実は前夜、この「文三ハゲ」を登られたレポやガイドブックを見て、私達でも登られそうな気がしていました。しかし実際の現場では技量・体力・経験などが必要条件なのは言うまでもありません。

 あえて危なっかしい写真や失敗談を載せたのも謙虚な気持ちで、初心者の方にその困難さを明示したかったからです。
 地面に張られた鉄網に指を掛けながら急斜度の斜面を必死に登ります。

 ひよこさんは、緊張と疲労でヘロヘロですが気力を振り絞り登りきりました。
(12:35)

 ガイドブックは、ここを30分で通過していますが、私たちは70分です。これが技量、体力などの差というものでしょう。
 厳しいファイトが終わっても気が許せない道が続きます。3年前、この山に来たとき半べそをかいていたひよこさんですが、文句も言わずに痩せた山腹道をついて来ます。経験が成長させたのでしょう。
 この階段を登ると1110mの山頂です。ならば111段数えれば到達だと思ったら119段でした。消防署の人が協力したのかな?
 ひよこさんが座る場所を決めるので、青年の塔を押しています。
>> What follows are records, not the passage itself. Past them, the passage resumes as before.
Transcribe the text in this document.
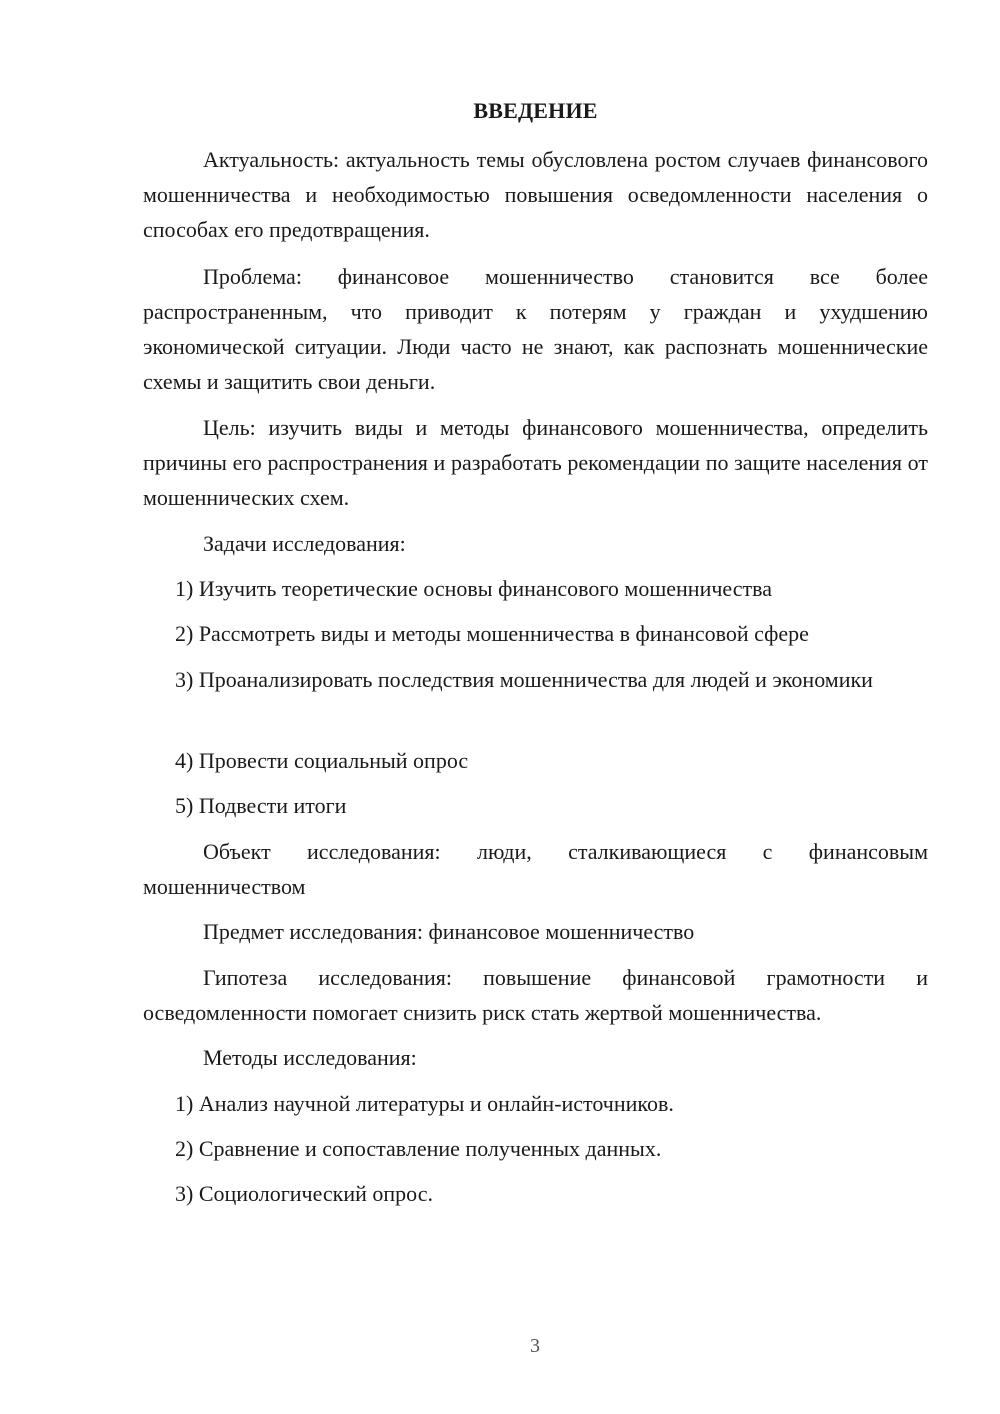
ВВЕДЕНИЕ

Актуальность: актуальность темы обусловлена ростом случаев финансового мошенничества и необходимостью повышения осведомленности населения о способах его предотвращения.

Проблема: финансовое мошенничество становится все более распространенным, что приводит к потерям у граждан и ухудшению экономической ситуации. Люди часто не знают, как распознать мошеннические схемы и защитить свои деньги.

Цель: изучить виды и методы финансового мошенничества, определить причины его распространения и разработать рекомендации по защите населения от мошеннических схем.

Задачи исследования:

1) Изучить теоретические основы финансового мошенничества

2) Рассмотреть виды и методы мошенничества в финансовой сфере

3) Проанализировать последствия мошенничества для людей и экономики

4) Провести социальный опрос

5) Подвести итоги

Объект исследования: люди, сталкивающиеся с финансовым мошенничеством

Предмет исследования: финансовое мошенничество

Гипотеза исследования: повышение финансовой грамотности и осведомленности помогает снизить риск стать жертвой мошенничества.

Методы исследования:

1) Анализ научной литературы и онлайн-источников.

2) Сравнение и сопоставление полученных данных.

3) Социологический опрос.

3
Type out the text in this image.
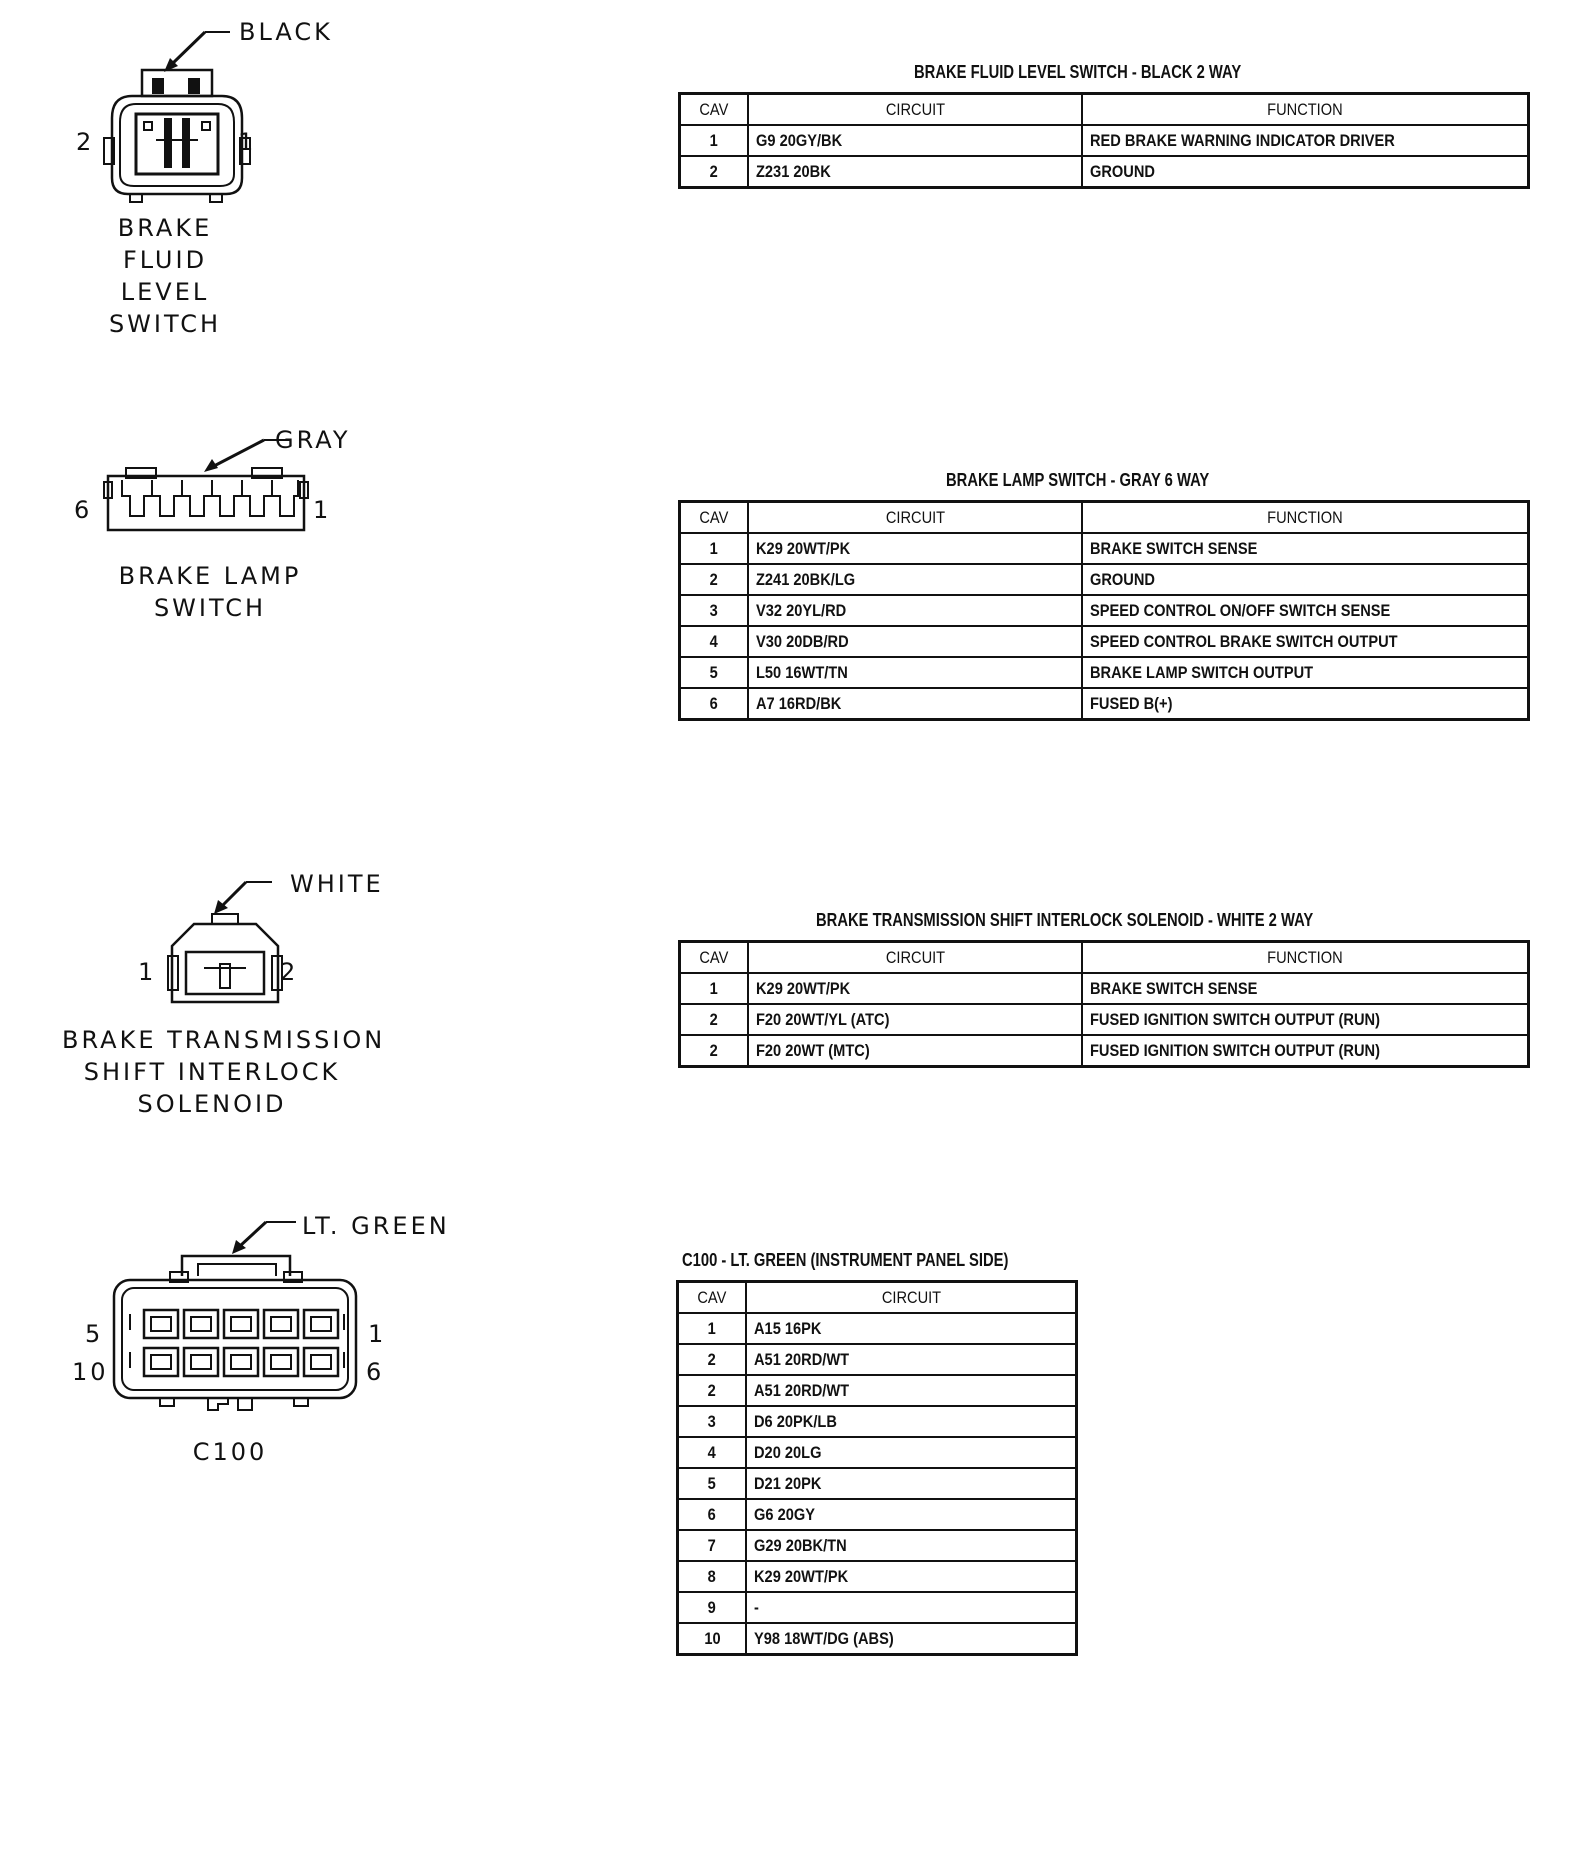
BLACK
2	1
BRAKE
FLUID
LEVEL
SWITCH
BRAKE FLUID LEVEL SWITCH - BLACK 2 WAY
CAV	CIRCUIT	FUNCTION
1	G9 20GY/BK	RED BRAKE WARNING INDICATOR DRIVER
2	Z231 20BK	GROUND
GRAY
6	1
BRAKE LAMP
SWITCH
BRAKE LAMP SWITCH - GRAY 6 WAY
CAV	CIRCUIT	FUNCTION
1	K29 20WT/PK	BRAKE SWITCH SENSE
2	Z241 20BK/LG	GROUND
3	V32 20YL/RD	SPEED CONTROL ON/OFF SWITCH SENSE
4	V30 20DB/RD	SPEED CONTROL BRAKE SWITCH OUTPUT
5	L50 16WT/TN	BRAKE LAMP SWITCH OUTPUT
6	A7 16RD/BK	FUSED B(+)
WHITE
1	2
BRAKE TRANSMISSION
SHIFT INTERLOCK
SOLENOID
BRAKE TRANSMISSION SHIFT INTERLOCK SOLENOID - WHITE 2 WAY
CAV	CIRCUIT	FUNCTION
1	K29 20WT/PK	BRAKE SWITCH SENSE
2	F20 20WT/YL (ATC)	FUSED IGNITION SWITCH OUTPUT (RUN)
2	F20 20WT (MTC)	FUSED IGNITION SWITCH OUTPUT (RUN)
LT. GREEN
5
10
1
6
C100
C100 - LT. GREEN (INSTRUMENT PANEL SIDE)
CAV	CIRCUIT
1	A15 16PK
2	A51 20RD/WT
2	A51 20RD/WT
3	D6 20PK/LB
4	D20 20LG
5	D21 20PK
6	G6 20GY
7	G29 20BK/TN
8	K29 20WT/PK
9	-
10	Y98 18WT/DG (ABS)
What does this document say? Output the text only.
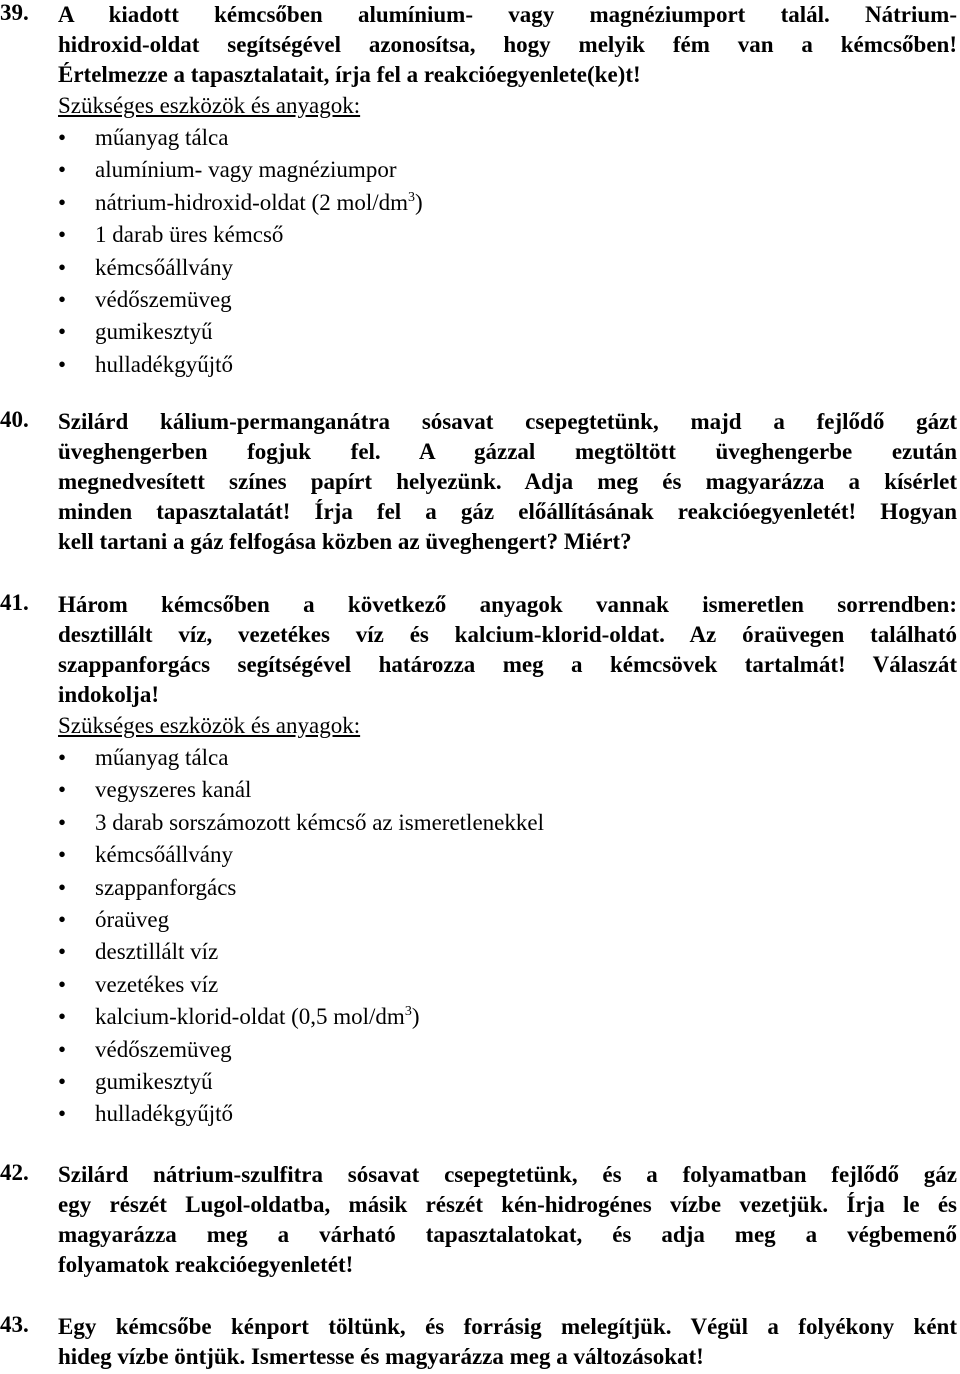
39. A kiadott kémcsőben alumínium- vagy magnéziumport talál. Nátrium-
hidroxid-oldat segítségével azonosítsa, hogy melyik fém van a kémcsőben!
Értelmezze a tapasztalatait, írja fel a reakcióegyenlete(ke)t!
Szükséges eszközök és anyagok:
• műanyag tálca
• alumínium- vagy magnéziumpor
• nátrium-hidroxid-oldat (2 mol/$dm^3$)
• 1 darab üres kémcső
• kémcsőállvány
• védőszemüveg
• gumikesztyű
• hulladékgyűjtő
40. Szilárd kálium-permanganátra sósavat csepegtetünk, majd a fejlődő gázt
üveghengerben fogjuk fel. A gázzal megtöltött üveghengerbe ezután
megnedvesített színes papírt helyezünk. Adja meg és magyarázza a kísérlet
minden tapasztalatát! Írja fel a gáz előállításának reakcióegyenletét! Hogyan
kell tartani a gáz felfogása közben az üveghengert? Miért?
41. Három kémcsőben a következő anyagok vannak ismeretlen sorrendben:
desztillált víz, vezetékes víz és kalcium-klorid-oldat. Az óraüvegen található
szappanforgács segítségével határozza meg a kémcsövek tartalmát! Válaszát
indokolja!
Szükséges eszközök és anyagok:
• műanyag tálca
• vegyszeres kanál
• 3 darab sorszámozott kémcső az ismeretlenekkel
• kémcsőállvány
• szappanforgács
• óraüveg
• desztillált víz
• vezetékes víz
• kalcium-klorid-oldat (0,5 mol/$dm^3$)
• védőszemüveg
• gumikesztyű
• hulladékgyűjtő
42. Szilárd nátrium-szulfitra sósavat csepegtetünk, és a folyamatban fejlődő gáz
egy részét Lugol-oldatba, másik részét kén-hidrogénes vízbe vezetjük. Írja le és
magyarázza meg a várható tapasztalatokat, és adja meg a végbemenő
folyamatok reakcióegyenletét!
43. Egy kémcsőbe kénport töltünk, és forrásig melegítjük. Végül a folyékony ként
hideg vízbe öntjük. Ismertesse és magyarázza meg a változásokat!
『もう少し後ろだと具合がいいのに‥』びくともしません。
 実はふくろはぎのストレッチ中です。

 先回は一面乳白色でしたが、今日は晴れ渡っています。ランチだ!
(13:20)~(14:10)

中央左は「雨乞岳」、手前に「清水頭」、右奥に「鎌ケ岳」
食事中、赤とんぼが近くにとまり『何かちょうだい』とおねだりします。
『お口に合うものは、ござりません』と丁重に断りました。
 さあ帰るには、降りなければなりません。階段から、これから向かう「水無山」が見えます。
 往きと同じ道を降りました。このコースは、景色は素晴らしいが道は険しい。
 990.7mの「水無山」頂上でバテバテのひよこさんです。彼女の元気がなくなると私は反比例して元気いっぱいに見せます。
(15:00)

 この後、南峰に行く途中ガレの際を通る怖い箇所にもひよこさんは、先回よりへこたれません。
 ここからページトップの写真を撮りました。
(15:10)

「先に道は全くありませんここから引き返してください」と鈴鹿モルゲンロードクラブの立看があります。ハイカーが入り込んで道に迷わないためとガイドブックにその意味が書いてありました。
 尾根の急降下が始まります。

 昨夜、25000分の1地図にガイドブックの要点をメモしました。

 [広い尾根道→急降下→カヤト→分岐尾根を右→岩塊→急降下→尾根広がる→仙道(谷と平行)→広い道]と経過ポイントと大体の所要時間です。
 ここからカヤトの道で左側は植林になってます。踏み跡が、少し頼りなくなりますが尾根を行けば大丈夫です。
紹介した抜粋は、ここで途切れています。